Mountjoy would later infiltrate the Inner Circle of the London Hellfire Club, and merge inside the Circle's recorder Scribe. Brian Braddock was sent by Shinobi Shaw to find Mountjoy. Mountjoy, hiding in Scribe's body, would confide in Braddock and pose as his ally. When the Inner Circle's plans were revealed, and Braddock donned his Captain Britain costume, Mountjoy and the Black Queen Ms. Steed attacked Captain Britain. After Steed was defeated, Mountjoy tried to escape. Captain Britain caught up with him and knocked him out. Mountjoy and the Inner Circle were then put in jail.
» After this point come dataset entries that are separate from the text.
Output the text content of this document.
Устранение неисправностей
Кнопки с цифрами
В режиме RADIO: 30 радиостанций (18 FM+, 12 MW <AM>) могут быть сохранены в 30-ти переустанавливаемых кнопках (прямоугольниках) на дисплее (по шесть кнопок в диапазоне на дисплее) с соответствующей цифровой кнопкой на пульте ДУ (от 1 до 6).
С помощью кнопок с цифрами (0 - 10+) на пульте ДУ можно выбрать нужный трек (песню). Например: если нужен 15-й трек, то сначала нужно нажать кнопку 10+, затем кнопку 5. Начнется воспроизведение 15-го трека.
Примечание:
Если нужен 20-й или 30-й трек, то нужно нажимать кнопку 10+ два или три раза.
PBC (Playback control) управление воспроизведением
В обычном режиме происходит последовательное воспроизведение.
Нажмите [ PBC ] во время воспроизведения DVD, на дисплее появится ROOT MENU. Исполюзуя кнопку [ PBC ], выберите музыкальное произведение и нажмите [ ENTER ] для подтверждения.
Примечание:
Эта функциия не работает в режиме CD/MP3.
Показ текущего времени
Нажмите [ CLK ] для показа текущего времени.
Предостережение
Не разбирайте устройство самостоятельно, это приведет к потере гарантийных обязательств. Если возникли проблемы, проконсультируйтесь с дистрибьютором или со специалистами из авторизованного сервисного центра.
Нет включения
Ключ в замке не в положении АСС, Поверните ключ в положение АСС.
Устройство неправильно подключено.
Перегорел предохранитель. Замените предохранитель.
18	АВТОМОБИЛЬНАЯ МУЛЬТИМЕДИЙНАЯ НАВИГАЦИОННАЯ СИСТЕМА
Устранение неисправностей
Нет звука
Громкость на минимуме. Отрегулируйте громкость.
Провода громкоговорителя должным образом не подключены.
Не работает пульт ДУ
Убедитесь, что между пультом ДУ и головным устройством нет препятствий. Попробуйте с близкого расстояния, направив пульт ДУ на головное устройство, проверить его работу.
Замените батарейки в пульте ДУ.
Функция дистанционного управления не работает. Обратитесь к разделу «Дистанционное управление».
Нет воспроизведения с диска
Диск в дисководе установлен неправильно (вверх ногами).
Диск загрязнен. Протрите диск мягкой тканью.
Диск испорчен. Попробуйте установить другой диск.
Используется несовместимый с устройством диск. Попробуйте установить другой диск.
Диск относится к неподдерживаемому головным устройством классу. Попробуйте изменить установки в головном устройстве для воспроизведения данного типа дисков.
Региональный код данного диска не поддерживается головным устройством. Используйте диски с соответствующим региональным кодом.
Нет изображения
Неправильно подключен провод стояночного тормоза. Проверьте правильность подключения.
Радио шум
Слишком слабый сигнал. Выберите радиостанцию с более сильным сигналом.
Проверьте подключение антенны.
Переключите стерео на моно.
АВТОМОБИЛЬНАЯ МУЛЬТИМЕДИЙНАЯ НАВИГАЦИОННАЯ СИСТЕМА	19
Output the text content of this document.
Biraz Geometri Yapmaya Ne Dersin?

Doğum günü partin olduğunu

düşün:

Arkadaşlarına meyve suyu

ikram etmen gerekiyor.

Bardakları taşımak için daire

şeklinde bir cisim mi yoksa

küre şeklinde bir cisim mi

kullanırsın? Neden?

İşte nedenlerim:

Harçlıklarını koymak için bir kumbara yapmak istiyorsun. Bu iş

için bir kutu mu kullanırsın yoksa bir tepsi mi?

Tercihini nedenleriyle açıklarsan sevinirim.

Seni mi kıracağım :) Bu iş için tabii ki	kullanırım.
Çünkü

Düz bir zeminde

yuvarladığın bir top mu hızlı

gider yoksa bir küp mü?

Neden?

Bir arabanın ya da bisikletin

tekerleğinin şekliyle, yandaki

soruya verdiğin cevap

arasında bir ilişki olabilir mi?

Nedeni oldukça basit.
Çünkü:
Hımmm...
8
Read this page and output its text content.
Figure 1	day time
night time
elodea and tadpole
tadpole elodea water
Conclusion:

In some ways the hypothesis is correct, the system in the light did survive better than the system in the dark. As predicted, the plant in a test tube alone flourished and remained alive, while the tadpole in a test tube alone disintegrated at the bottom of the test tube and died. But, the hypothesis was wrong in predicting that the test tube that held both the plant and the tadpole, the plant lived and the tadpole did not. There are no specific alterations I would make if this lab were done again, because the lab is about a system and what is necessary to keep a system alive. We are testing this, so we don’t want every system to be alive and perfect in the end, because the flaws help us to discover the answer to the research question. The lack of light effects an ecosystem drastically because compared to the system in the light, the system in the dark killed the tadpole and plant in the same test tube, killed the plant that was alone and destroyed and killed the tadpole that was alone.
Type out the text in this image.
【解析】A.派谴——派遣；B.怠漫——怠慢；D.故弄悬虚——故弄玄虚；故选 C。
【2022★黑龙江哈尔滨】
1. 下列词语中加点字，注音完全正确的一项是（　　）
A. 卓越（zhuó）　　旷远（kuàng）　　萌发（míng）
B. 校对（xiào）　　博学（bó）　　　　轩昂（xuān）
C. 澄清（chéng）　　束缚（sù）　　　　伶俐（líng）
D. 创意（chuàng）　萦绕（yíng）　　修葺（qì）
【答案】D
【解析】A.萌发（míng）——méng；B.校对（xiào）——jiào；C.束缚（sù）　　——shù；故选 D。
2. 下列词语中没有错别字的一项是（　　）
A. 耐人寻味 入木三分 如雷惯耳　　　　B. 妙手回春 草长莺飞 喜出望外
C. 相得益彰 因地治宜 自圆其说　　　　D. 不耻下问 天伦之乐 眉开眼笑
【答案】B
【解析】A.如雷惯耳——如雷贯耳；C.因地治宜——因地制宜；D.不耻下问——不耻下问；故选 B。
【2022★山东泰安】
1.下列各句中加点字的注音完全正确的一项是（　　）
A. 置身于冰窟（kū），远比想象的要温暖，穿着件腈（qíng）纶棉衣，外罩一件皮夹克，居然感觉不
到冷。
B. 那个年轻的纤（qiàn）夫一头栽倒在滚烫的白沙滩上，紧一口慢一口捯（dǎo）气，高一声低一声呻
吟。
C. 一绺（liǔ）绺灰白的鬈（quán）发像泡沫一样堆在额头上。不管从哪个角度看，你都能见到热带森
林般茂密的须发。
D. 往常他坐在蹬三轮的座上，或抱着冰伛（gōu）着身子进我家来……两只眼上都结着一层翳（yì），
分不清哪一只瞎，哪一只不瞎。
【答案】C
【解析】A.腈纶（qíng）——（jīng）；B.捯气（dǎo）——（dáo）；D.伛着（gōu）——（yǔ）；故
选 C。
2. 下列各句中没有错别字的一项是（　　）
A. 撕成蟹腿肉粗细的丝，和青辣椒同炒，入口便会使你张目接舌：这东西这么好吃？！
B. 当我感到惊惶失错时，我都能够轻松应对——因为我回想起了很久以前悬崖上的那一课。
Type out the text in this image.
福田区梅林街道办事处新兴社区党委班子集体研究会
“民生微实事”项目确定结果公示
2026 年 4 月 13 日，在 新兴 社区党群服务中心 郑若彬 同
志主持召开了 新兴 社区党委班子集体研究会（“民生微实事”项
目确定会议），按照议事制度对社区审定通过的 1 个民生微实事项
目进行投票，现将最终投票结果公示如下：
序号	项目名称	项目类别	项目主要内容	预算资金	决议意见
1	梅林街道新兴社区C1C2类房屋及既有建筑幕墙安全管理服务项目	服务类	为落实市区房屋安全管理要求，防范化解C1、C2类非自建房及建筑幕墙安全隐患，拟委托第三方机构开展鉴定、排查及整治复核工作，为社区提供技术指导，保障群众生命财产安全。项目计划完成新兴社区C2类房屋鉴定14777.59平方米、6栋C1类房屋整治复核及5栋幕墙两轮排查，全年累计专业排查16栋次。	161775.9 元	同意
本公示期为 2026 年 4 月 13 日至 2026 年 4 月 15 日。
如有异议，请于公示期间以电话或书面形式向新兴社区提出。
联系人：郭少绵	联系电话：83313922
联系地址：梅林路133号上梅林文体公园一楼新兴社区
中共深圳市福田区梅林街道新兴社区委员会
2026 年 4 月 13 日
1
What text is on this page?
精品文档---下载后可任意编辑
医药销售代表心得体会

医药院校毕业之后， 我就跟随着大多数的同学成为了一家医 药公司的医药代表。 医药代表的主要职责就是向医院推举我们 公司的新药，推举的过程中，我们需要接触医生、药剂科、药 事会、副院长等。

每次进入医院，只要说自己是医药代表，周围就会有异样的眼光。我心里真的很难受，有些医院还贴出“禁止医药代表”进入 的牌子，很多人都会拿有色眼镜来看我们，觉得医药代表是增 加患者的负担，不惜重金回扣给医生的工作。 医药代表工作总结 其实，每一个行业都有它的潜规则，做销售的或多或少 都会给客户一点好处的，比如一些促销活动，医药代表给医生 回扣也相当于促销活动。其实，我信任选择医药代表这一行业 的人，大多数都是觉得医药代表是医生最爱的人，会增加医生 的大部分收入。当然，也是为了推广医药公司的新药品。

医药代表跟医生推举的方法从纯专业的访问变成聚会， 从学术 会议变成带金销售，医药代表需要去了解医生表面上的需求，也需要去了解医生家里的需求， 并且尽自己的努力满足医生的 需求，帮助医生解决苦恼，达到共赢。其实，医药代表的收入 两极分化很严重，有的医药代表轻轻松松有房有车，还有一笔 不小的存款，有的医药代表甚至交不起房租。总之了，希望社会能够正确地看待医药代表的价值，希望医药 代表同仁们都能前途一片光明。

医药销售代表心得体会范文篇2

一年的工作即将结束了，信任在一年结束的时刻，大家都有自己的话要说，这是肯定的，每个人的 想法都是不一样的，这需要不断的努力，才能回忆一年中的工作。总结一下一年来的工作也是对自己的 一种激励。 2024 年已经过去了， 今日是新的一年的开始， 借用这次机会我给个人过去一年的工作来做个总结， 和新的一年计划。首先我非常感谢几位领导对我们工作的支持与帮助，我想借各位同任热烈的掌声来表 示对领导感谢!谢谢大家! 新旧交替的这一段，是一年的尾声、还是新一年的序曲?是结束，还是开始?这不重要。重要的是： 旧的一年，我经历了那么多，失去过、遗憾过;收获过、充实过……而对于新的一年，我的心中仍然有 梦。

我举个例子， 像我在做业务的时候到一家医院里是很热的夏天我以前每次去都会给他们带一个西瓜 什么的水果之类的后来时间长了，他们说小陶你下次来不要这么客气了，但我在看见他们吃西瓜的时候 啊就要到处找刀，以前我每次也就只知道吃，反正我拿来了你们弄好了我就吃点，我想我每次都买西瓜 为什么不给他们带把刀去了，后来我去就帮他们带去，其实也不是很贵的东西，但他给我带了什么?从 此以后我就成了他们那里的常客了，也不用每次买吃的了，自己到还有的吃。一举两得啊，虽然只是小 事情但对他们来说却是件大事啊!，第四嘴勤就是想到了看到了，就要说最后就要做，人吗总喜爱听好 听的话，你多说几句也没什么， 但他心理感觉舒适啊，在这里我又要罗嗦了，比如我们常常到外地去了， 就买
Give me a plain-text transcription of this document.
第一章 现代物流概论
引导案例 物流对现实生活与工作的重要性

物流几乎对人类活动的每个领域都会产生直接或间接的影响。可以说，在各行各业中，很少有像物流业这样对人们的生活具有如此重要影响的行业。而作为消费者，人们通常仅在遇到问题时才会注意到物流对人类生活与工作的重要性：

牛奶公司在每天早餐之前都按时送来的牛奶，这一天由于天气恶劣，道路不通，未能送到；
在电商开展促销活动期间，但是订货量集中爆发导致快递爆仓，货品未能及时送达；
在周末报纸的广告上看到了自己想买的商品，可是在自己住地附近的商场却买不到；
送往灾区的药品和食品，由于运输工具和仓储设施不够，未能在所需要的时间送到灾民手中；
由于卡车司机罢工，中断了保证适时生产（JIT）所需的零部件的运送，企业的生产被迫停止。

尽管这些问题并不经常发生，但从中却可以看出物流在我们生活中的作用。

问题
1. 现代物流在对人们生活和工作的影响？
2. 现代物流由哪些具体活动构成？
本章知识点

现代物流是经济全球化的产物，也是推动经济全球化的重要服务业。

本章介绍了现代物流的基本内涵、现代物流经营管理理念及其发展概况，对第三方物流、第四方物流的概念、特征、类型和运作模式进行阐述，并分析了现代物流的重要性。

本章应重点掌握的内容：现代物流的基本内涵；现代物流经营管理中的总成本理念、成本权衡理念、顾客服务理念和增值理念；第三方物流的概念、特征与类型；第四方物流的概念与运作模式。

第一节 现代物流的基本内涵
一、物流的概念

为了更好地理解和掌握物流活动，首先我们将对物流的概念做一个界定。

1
Mountjoy, still in Scribe's body, was bailed out of jail by Sebastian Shaw. Taken to Liberty Island, Mountjoy was put in a duel against Madelyne Pryor. Using Scribe's powers, Mountjoy nearly defeated Madelyne and closed in for the kill. Madelyne then reached inside Scribe and pulled out Mountjoy, defeating him. Mountjoy's current whereabouts are unknown. However, it is known that he retained his mutant powers after M-Day.

Powers and abilities
Mountjoy can merge his body into another's two different ways. One is by becoming a "silent partner": His will dominates, your body remains the same, his facial features dominate and his energy is renewed. The second is by a "hostile takeover" that absorbs you, mind, body and soul while also renewing him. He also generates a basilisk field, slowing the reaction time of his victims within a five-yard area where he exerts.